2. From the above table, we see that the orders of the subgroups are  $1, 2, 3, 4, 6$ and 12, which are all divisors of the order of  $\mathbb{Z}_{12}$. Specifically, the order of the subgroup generated by $g \in \mathbb{Z}_{12}$  is $\dfrac{n}{ gcd(g, n)}.$

Note that $12=2^2 \, 3$. Then the cyclic subgroups are $\langle 1 \rangle , \langle 6 \rangle , \langle 4 \rangle , \langle 3 \rangle , \langle 2 \rangle , \langle 0 \rangle$ with orders $12, 2, 3, 4, 6$ and $1.$

Example $\PageIndex{7}$

List all the cyclic subgroups of $U(30)$.

$U(30)=\{1,7,11,13,17,19,23,29\}$ and  $|U(30)|=8$.

Since $\not \exists a \in U(30)$ s.t. $|\langle a \rangle |=|U(30)|=8$, $U(30)$ is not a cyclic group.

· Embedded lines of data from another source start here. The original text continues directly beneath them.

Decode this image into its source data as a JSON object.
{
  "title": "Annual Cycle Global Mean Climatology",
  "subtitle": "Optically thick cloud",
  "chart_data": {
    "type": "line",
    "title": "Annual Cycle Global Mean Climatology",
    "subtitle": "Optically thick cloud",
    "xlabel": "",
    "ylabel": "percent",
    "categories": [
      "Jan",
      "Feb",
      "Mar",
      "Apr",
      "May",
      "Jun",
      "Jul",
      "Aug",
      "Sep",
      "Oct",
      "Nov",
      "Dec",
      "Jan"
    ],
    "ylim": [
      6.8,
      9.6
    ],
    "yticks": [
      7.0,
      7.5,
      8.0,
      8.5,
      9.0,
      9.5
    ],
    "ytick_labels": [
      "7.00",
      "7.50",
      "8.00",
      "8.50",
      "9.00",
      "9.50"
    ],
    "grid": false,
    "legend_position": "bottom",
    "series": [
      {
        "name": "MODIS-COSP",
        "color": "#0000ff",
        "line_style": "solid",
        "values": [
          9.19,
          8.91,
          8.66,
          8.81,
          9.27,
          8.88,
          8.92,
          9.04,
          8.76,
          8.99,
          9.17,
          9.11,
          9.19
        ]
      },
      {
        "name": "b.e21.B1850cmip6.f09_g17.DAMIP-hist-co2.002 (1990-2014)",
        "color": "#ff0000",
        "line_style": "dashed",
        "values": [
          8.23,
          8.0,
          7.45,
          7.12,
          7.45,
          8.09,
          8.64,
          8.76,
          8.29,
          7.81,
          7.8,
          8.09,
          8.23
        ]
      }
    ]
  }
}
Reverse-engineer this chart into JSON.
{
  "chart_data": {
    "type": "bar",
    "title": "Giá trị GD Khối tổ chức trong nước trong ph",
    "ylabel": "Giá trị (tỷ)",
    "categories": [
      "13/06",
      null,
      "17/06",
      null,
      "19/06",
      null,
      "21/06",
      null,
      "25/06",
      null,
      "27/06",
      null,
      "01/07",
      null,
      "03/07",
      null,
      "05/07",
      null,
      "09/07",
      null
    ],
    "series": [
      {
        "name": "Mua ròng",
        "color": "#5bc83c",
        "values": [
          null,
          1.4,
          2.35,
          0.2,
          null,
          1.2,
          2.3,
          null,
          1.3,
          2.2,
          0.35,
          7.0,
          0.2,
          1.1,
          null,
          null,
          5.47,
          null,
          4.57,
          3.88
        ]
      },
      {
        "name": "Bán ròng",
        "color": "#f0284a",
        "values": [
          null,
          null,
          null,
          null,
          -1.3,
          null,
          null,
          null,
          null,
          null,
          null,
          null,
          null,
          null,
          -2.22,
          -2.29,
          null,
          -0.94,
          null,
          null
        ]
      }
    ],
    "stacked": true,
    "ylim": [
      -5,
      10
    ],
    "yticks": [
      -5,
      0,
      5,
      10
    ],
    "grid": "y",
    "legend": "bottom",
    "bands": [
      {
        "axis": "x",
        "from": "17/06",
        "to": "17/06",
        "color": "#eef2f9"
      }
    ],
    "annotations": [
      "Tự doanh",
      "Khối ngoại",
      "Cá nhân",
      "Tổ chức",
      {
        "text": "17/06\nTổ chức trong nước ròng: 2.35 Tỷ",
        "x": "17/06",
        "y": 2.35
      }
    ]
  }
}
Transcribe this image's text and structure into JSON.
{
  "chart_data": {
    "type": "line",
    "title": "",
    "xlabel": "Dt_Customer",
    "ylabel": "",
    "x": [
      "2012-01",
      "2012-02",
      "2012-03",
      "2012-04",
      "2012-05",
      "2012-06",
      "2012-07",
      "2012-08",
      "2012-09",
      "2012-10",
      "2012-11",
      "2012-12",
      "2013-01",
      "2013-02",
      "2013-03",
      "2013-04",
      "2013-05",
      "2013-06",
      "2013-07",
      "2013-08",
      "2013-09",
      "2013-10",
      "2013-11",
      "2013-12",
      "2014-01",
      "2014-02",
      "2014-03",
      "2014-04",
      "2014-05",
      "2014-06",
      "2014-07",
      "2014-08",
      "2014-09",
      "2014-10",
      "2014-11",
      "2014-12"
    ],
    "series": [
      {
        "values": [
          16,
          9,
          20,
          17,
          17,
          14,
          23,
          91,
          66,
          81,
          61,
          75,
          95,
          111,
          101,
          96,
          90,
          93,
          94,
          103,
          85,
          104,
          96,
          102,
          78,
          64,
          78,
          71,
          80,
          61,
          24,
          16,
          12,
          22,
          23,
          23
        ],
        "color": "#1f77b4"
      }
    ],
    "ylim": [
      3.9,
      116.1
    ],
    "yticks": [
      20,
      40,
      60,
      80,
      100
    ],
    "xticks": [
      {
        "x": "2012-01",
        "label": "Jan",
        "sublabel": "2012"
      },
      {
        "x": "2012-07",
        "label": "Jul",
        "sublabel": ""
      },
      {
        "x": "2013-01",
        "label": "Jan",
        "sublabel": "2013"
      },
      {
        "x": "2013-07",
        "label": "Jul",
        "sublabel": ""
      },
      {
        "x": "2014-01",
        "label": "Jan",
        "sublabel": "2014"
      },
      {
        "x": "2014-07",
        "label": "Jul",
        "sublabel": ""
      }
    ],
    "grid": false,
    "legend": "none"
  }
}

However the following subgroups of $U(30)$ are cyclic: $\{1,7,13,19\}$, $\{1,17,19,23\}$, $\{1,11\}$,  $\{1,19\}$, $\{1,29\}$ and $\{1\}$.

Example $\PageIndex{8}$

$U(1), U(2), U(3), U(4), U(5), U(6), U(7), U(9), U(10), U(11), U(18), U(27)$ are cyclic.

$U(8), U(16), U(20), U(30)$ are not cyclic.